De pronto preguntó una voz:
—¿Quién mató a los presos?
La Convención estalló en gritos y cánticos de septembriseur, haciendo temblar las paredes. Los diputados de la Montaña se alzaron a una de sus asientos. El presidente gritó pidiendo orden e hizo sonar la campana. Danton permaneció inmóvil, de cara a las galerías ocupadas por el público, con los puños crispados. Tan pronto como se restableció el orden, reanudó su discurso:
—De haber existido dicho tribunal en septiembre, los hombres a quienes se ha reprochado tan insistente y duramente ser los causantes de esos hechos no hubieran tenido que mancharse las manos de sangre. Su reputación y su buen nombre no me importan. Llamadme sanguinario si así lo deseáis. Estoy dispuesto a beber la sangre de los enemigos de la humanidad, si con ello consigo que Europa sea libre.

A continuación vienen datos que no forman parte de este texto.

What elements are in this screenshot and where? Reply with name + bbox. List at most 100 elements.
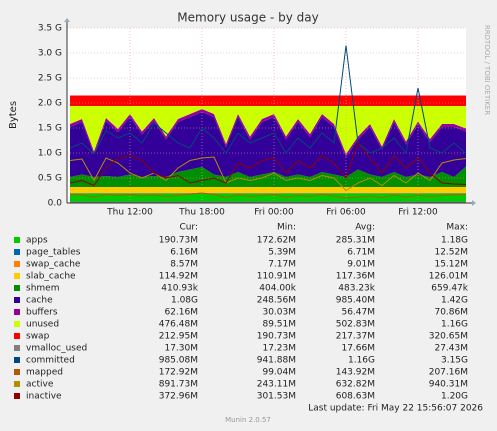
legend-value: 1.42G	[441, 296, 468, 306]
x-tick-label: Fri 00:00	[254, 208, 294, 218]
x-tick-label: Thu 12:00	[106, 208, 153, 218]
legend-value: 56.47M	[341, 308, 375, 318]
legend-value: 476.48M	[159, 320, 198, 330]
legend-label: slab_cache	[26, 272, 76, 282]
legend-value: 248.56M	[257, 296, 296, 306]
side-text: RRDTOOL / TOBI OETIKER	[483, 25, 491, 115]
legend-value: 190.73M	[159, 236, 198, 246]
legend-value: 940.31M	[429, 380, 468, 390]
legend-value: 110.91M	[257, 272, 296, 282]
legend-label: committed	[26, 356, 75, 366]
x-tick-label: Fri 12:00	[398, 208, 438, 218]
legend-value: 17.23M	[262, 344, 296, 354]
legend-header: Min:	[277, 223, 296, 233]
legend-swatch	[14, 309, 20, 315]
y-tick-label: 3.0 G	[38, 49, 62, 59]
legend-value: 9.01M	[347, 260, 375, 270]
legend-value: 320.65M	[429, 332, 468, 342]
legend-value: 483.23k	[338, 284, 375, 294]
legend-value: 985.40M	[336, 296, 375, 306]
legend-value: 1.16G	[441, 320, 468, 330]
legend-value: 891.73M	[159, 380, 198, 390]
y-tick-label: 0.0	[48, 199, 63, 209]
legend-value: 1.20G	[441, 392, 468, 402]
legend-value: 12.52M	[434, 248, 468, 258]
legend-value: 62.16M	[164, 308, 198, 318]
legend-value: 17.66M	[341, 344, 375, 354]
legend-label: inactive	[26, 392, 62, 402]
legend-value: 1.18G	[441, 236, 468, 246]
y-tick-label: 1.0 G	[38, 149, 62, 159]
legend-value: 212.95M	[159, 332, 198, 342]
legend-label: page_tables	[26, 248, 81, 258]
last-update: Last update: Fri May 22 15:56:07 2026	[308, 404, 483, 414]
legend-value: 172.92M	[159, 368, 198, 378]
legend-value: 89.51M	[262, 320, 296, 330]
area	[70, 95, 466, 106]
legend-swatch	[14, 345, 20, 351]
legend-value: 301.53M	[257, 392, 296, 402]
area	[70, 112, 466, 177]
legend-value: 502.83M	[336, 320, 375, 330]
legend-swatch	[14, 369, 20, 375]
legend-header: Avg:	[355, 223, 375, 233]
legend-value: 207.16M	[429, 368, 468, 378]
legend-value: 143.92M	[336, 368, 375, 378]
legend-value: 243.11M	[257, 380, 296, 390]
legend-swatch	[14, 333, 20, 339]
legend-value: 8.57M	[170, 260, 198, 270]
legend-value: 608.63M	[336, 392, 375, 402]
legend-value: 985.08M	[159, 356, 198, 366]
legend-swatch	[14, 285, 20, 291]
legend-value: 30.03M	[262, 308, 296, 318]
legend-swatch	[14, 273, 20, 279]
y-tick-label: 1.5 G	[38, 124, 62, 134]
legend-swatch	[14, 249, 20, 255]
y-tick-label: 0.5 G	[38, 174, 62, 184]
y-tick-label: 2.5 G	[38, 74, 62, 84]
legend-value: 1.16G	[348, 356, 375, 366]
area	[70, 109, 466, 157]
line	[69, 45, 467, 155]
legend-value: 285.31M	[336, 236, 375, 246]
legend-swatch	[14, 321, 20, 327]
legend-label: swap_cache	[26, 260, 81, 270]
legend-value: 15.12M	[434, 260, 468, 270]
area	[70, 106, 466, 154]
legend-label: active	[26, 380, 54, 390]
legend-label: buffers	[26, 308, 58, 318]
legend-value: 117.36M	[336, 272, 375, 282]
legend-value: 99.04M	[262, 368, 296, 378]
line	[69, 156, 467, 192]
legend-header: Cur:	[179, 223, 198, 233]
area	[70, 166, 466, 187]
version: Munin 2.0.57	[225, 416, 271, 424]
legend-swatch	[14, 237, 20, 243]
legend-value: 126.01M	[429, 272, 468, 282]
legend-value: 70.86M	[434, 308, 468, 318]
legend-label: shmem	[26, 284, 59, 294]
legend-value: 114.92M	[159, 272, 198, 282]
line	[69, 192, 467, 199]
legend-value: 217.37M	[336, 332, 375, 342]
y-tick-label: 3.5 G	[38, 24, 62, 34]
legend-value: 190.73M	[257, 332, 296, 342]
chart-title: Memory usage - by day	[177, 11, 318, 25]
area	[70, 187, 466, 193]
legend-value: 3.15G	[441, 356, 468, 366]
legend-value: 659.47k	[431, 284, 468, 294]
legend-label: unused	[26, 320, 59, 330]
legend-value: 941.88M	[257, 356, 296, 366]
line	[69, 141, 467, 187]
legend-header: Max:	[446, 223, 468, 233]
y-tick-label: 2.0 G	[38, 99, 62, 109]
axis-arrow	[64, 18, 70, 22]
x-tick-label: Fri 06:00	[326, 208, 366, 218]
legend-swatch	[14, 261, 20, 267]
legend-value: 6.16M	[170, 248, 198, 258]
y-axis-label: Bytes	[8, 101, 19, 129]
legend-swatch	[14, 381, 20, 387]
legend-value: 632.82M	[336, 380, 375, 390]
legend-value: 6.71M	[347, 248, 375, 258]
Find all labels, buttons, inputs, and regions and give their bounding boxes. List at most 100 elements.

—Te expresas como un rey —dijo la voz de un girondino.
—Y tú como un cobarde —replicó Danton.
Habló durante casi cuatro horas. Afuera se había congregado una gran multitud que lo aclamaba enfervorecida. Los diputados, en pie, no cesaban de aplaudirle. Incluso Roland y Brissot se habían puesto en pie, como si se dispusieran a huir. Fabre gritó de pronto:
—¡Un discurso magistral! ¡Un discurso magistral!
La Montaña se precipitó sobre él, mientras sonaban aplausos y vítores ensordecedores. El doctor Marat se acercó a él abriéndose paso a duras penas entre los numerosos partidarios que rodeaban a Danton, como un gusano ávido de participar en el festín.
—Este es tu momento, Danton —le dijo.
—¿Para qué? —preguntó Danton fríamente.
—Para instituir una dictadura. Todo el poder está en tus manos.
Danton se volvió. En aquel momento los diputados se apartaron respetuosamente para dejar paso a Robespierre. Cada vez que regreso a casa, pensó Danton, advierto que su popularidad ha aumentado. Robespierre tenía las mandíbulas apretadas y presentaba un aspecto tenso, envejecido. Pero al hablar lo hizo en voz baja, con serenidad:
—Deseaba ir a verte pero no quería importunarte. Nunca sé qué decir en estas circunstancias, y nuestra amistad no es tan estrecha como para que sobren las palabras entre nosotros. Lo lamento.
Danton apoyó una mano en su hombro y respondió:
—Gracias, amigo mío.
—Te escribí una carta, aunque sé que en estos momentos las cartas no sirven de ningún consuelo. Sólo quería que supieras que puedes contar conmigo.
—Lo sé.
—No existe ninguna rivalidad entre los dos. Sostenemos las mismas ideas políticas.
—¿Oyes cómo me aclaman? —preguntó Danton—. Hace tan sólo unas semanas me escupían en la cara por no mostrarles las cuentas del ministerio.
En aquel momento se acercó Fabre, que había procurado informarse sobre las reacciones que había suscitado el discurso que Danton había pronunciado.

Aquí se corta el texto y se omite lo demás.